Le reste des erreurs ou des altérations biographiques matérielles est de la force de ces deux-là. Mme de Créqui a un frère, le comte de Froullay, qui est blessé à la bataille de Laufeld le 2 juillet 1747, et qui, transporté à Tongres, y meurt le 11 du même mois. Il n’avait été marié que deux ans environ, ne laissa point de postérité, et n’avait guère que 25 ans à l’époque de sa mort. Le fabricateur des mémoires fait mourir ce frère de la marquise à l’armée de Villars, de la petite vérole, et en 1713, époque où il n’était pas né. Évidemment, la manie d’antidater et de remonter haut l’a mené trop loin : il n’était pas dans les secrets ni dans les papiers de la famille. M. Percheron, dans cette Notice où il ne procède que pièces et actes notariés en main, ruine ainsi complètement la construction et déchire le canevas des prétendus mémoires à tous les points fixes où le fabricateur s’était efforcé de les rattacher.

Reste la partie morale ou, si l’on aime mieux, la chronique scandaleuse, la broderie, qui n’est pas moins fausse, mais qui est plus délicate à dénoncer et à convaincre de contrefaçon et d’imitation mensongère. Certes, si on lisait avec un peu d’attention et de critique, si l’on se donnait la peine de comparer et de raisonner à propos de lectures auxquelles on ne demande qu’une heure de distraction et de délassement, on arriverait à une conviction personnelle très motivée, et qui dispenserait (au moins pour soi, simple lecteur) de beaucoup d’autres recherches. Dès les premières pages des prétendus mémoires, comment se peut-il admettre qu’une personne du xviiie  siècle, une douairière à peu près contemporaine de Mme du Deffand7, et qui doit avoir sinon les mêmes principes, du moins le même ton et la même langue, vienne nous parler théologie en des termes qui ne datent que de 1814 au plus tôt, et nous dise en raillant et réprouvant les protestants d’Allemagne :

C’est un mélange inouï de vide et d’informe, de mielleux, d’arrogant et de niais, de mystique, d’érotique et de germanique enfin, qu’on trouve inconcevable et qui ne saurait s’exprimer. Ces hommes qui rejettent les dogmes du catholicisme, admettent toutes les superstitions connues. Dans une même tête on trouve amassées les opinions de Pythagore et la philosophie de Kant, le pyrrhonisme de Voltaire et la croyance aux enchantements, etc.

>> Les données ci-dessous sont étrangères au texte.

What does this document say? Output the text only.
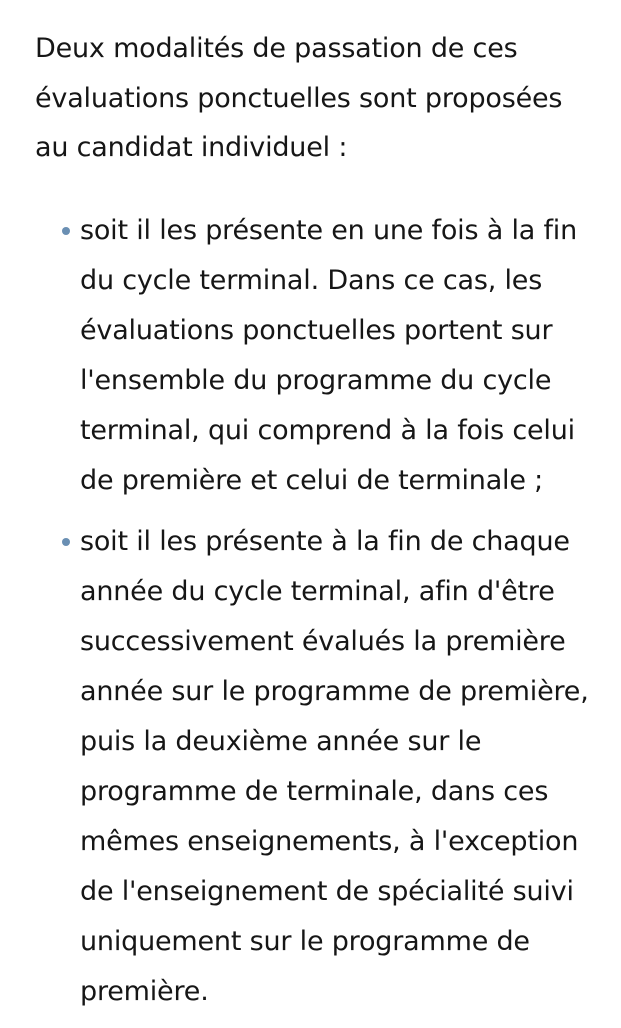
Deux modalités de passation de ces évaluations ponctuelles sont proposées au candidat individuel :

soit il les présente en une fois à la fin du cycle terminal. Dans ce cas, les évaluations ponctuelles portent sur l'ensemble du programme du cycle terminal, qui comprend à la fois celui de première et celui de terminale ;
soit il les présente à la fin de chaque année du cycle terminal, afin d'être successivement évalués la première année sur le programme de première, puis la deuxième année sur le programme de terminale, dans ces mêmes enseignements, à l'exception de l'enseignement de spécialité suivi uniquement sur le programme de première.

C’est là une douairière qui a au moins entendu parler du comte Joseph de Maistre, qui s’est fait lire quelques-unes de ses Soirées, et qui a connu Mme de Krüdner. Mme de Créqui, née au commencement du xviiie  siècle, pouvait-elle, en parlant de je ne sais quelle cérémonie monastique dont elle avait été témoin dans son enfance, ajouter ce trait classique plus convenable chez une lectrice de La Gazette : « Je n’ai rien vu dans les nouveaux romans qui fut aussi romantique que cette scène nocturne et qui fût aussi pittoresque surtout. » Pouvait-elle, en citant une complainte du vieux temps qui se serait chantée au berceau de son petits-fils, dire à ce dernier : « Vous vous rappellerez peut-être, en lisant ceci, que Mlle Dupont, votre berceuse, vous chantait précisément la même complainte, et qu’elle en usait toujours de la sorte, en guise de somnifère et pour le service de votre clinique. » On rencontre à chaque pas de ces anachronismes évidents de couleur et de langage, et qui donneraient droit de conclure avec certitude que, quand même il y aurait eu un fonds primitif d’anciens papiers, d’anciens récits, l’éditeur les avait retouchés et arrangés à la moderne.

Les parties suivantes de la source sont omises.